I had only been pastor at Rolling Hills Baptist Church for a few years when a local newspaper reporter came by to do a story on our annual candlelight service for grieving parents. She picked up a copy of our newsletter from our Welcome Desk and a few weeks later reached out to me. “I like your newsletter column. This is the kind of writing we need. Would you like to write a column for the Arkansas Democrat-Gazette?” I responded with a hearty “You bet!” That was over 80 columns ago.
My Pastor’s Blog will mostly consist of these newspaper columns. So I will gradually post them all (in reverse order) and I hope you enjoy reading them.
“Pastor without a Pedestal”
On a recent visit to the hospital I met a church member and her friends in the pre-op area. To help her calm her nerves, I decided to tell her a story about my carpooling adventures that morning:
“So on the way to school, after waiting several minutes at a stoplight it was almost my turn. But just before I made my way through the intersection, someone cut in front of me. I slammed on my brakes (thank goodness for seatbelts and car seats), spilled my over-priced coffee drink and, worst of all, missed the light.
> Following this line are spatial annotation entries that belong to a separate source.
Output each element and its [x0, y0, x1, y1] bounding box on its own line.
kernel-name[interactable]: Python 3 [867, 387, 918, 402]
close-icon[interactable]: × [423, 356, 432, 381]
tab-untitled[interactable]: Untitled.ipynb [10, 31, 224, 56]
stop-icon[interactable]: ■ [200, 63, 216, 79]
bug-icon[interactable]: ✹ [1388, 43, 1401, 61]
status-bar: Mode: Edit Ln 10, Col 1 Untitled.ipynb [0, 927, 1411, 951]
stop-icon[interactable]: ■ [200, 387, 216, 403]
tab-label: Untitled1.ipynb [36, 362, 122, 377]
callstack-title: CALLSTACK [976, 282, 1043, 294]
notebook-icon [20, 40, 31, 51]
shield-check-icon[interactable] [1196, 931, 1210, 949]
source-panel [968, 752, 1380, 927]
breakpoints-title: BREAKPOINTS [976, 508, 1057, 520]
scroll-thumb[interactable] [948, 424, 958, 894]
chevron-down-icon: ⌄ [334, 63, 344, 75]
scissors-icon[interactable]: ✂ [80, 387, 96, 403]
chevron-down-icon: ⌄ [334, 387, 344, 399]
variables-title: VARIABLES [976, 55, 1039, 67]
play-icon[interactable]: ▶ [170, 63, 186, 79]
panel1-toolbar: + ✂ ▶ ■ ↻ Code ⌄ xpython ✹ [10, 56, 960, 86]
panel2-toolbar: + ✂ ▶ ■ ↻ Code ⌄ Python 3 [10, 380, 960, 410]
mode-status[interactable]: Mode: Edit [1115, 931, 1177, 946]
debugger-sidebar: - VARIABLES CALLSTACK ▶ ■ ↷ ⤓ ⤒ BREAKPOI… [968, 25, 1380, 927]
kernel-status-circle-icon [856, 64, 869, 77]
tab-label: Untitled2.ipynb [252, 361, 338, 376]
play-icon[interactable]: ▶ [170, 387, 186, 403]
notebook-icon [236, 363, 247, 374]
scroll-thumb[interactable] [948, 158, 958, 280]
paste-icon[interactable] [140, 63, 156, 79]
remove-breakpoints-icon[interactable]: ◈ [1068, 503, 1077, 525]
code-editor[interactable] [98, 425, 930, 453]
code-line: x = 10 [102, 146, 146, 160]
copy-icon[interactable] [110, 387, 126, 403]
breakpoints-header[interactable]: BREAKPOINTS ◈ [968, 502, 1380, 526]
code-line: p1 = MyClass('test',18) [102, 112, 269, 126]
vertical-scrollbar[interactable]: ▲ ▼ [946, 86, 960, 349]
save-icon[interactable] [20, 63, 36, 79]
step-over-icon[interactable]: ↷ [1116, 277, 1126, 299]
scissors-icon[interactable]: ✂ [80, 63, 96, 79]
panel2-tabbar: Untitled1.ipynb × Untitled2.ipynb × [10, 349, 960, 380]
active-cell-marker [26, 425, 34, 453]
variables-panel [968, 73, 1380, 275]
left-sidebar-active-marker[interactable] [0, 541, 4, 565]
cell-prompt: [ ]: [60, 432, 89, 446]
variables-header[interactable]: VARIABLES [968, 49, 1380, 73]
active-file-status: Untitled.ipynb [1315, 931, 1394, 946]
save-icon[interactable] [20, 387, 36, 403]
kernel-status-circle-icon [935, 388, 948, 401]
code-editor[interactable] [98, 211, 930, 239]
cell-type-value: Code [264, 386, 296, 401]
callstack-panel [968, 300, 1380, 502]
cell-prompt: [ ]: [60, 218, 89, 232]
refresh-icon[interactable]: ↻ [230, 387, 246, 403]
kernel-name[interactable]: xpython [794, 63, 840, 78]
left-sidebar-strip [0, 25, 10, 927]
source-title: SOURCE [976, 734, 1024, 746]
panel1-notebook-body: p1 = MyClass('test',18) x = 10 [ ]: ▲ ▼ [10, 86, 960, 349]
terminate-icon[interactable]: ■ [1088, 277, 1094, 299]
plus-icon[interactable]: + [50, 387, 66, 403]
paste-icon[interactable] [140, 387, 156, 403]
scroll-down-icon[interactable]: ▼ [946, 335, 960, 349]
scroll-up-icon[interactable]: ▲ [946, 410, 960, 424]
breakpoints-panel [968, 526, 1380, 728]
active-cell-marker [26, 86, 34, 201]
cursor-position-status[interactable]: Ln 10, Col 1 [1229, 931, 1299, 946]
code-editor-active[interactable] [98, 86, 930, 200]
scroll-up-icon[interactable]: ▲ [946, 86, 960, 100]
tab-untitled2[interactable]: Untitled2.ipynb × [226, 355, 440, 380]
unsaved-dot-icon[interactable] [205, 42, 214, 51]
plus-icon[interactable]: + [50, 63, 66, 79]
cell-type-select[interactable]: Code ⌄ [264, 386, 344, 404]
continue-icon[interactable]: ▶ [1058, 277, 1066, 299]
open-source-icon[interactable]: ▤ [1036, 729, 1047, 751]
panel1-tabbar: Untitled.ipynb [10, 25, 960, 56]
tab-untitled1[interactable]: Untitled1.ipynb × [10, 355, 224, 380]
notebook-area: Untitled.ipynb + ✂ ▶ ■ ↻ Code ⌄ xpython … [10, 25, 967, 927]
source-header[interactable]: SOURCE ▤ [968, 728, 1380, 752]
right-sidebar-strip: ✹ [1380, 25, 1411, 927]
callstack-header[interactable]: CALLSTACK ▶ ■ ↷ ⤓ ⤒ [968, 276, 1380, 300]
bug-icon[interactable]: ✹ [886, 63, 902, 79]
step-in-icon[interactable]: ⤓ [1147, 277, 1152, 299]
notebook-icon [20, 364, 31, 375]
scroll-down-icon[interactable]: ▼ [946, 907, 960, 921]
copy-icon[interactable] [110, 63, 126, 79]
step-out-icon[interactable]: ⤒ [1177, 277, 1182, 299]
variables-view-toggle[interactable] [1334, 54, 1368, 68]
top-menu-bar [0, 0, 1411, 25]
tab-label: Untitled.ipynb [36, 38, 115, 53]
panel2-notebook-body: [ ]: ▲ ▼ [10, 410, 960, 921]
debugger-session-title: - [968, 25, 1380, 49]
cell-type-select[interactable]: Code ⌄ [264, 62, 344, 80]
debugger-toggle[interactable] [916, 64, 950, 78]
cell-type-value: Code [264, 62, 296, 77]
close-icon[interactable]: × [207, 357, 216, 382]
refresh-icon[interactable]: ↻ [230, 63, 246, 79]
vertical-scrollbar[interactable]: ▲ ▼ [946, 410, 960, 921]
“I managed to separate what I was thinking from what I said: ‘Well, that driver didn’t want to wait in line, did he?’ The kids, oblivious, continued their debate about whether or not the Red Mega-Power Ranger was more powerful than the tooth fairy.
“So I dropped the kids off and headed here to the hospital. I was at a stoplight and, looking in my rearview mirror, I saw him. The guy who cut me off. Hmmm. So when the light turned green…I waited. And waited. And waited. And just when it turned yellow, I went through the intersection, leaving him behind to wait for the next green light.
“Ha-ha-ha!” I laughed, amused at my own story. But why am I the only one laughing? After an awkward silence, she looked up from her hospital bed and said, “Well…aren’t we blessed to have a Pastor we don’t have to put on a pedestal!” Nurses entered wondering why we were laughing so hard.
I’ve been scratching my head ever since. Do I want to be on a pedestal or not? Do I want to be a faultless example of rightness or do I want to be a person of faith who struggles just like everyone else?
This is what I’ve decided: Being there for someone, whether they need prayer before an operation, someone to cry with or simply need something to eat means a lot more to them than whether or not I drive like Mother Theresa. Reflecting Christ to those around me requires I step out from behind the stained glass curtain and meet people where they are. Should I have made that guy wait at the stoplight? No. But being honest and telling this story to my congregation might help them unravel some of their own mistakes.
It’s been asked, “Should a church be more like a museum or a hospital?” The churches with the greatest impact, in my opinion, are the ones that accept the fact that they are a club for sinners. Let’s drop the pretense, start being honest and demonstrate to one another the same gracious love that God has showered on us. Besides, we really can’t go anywhere when we are on a pedestal anyway.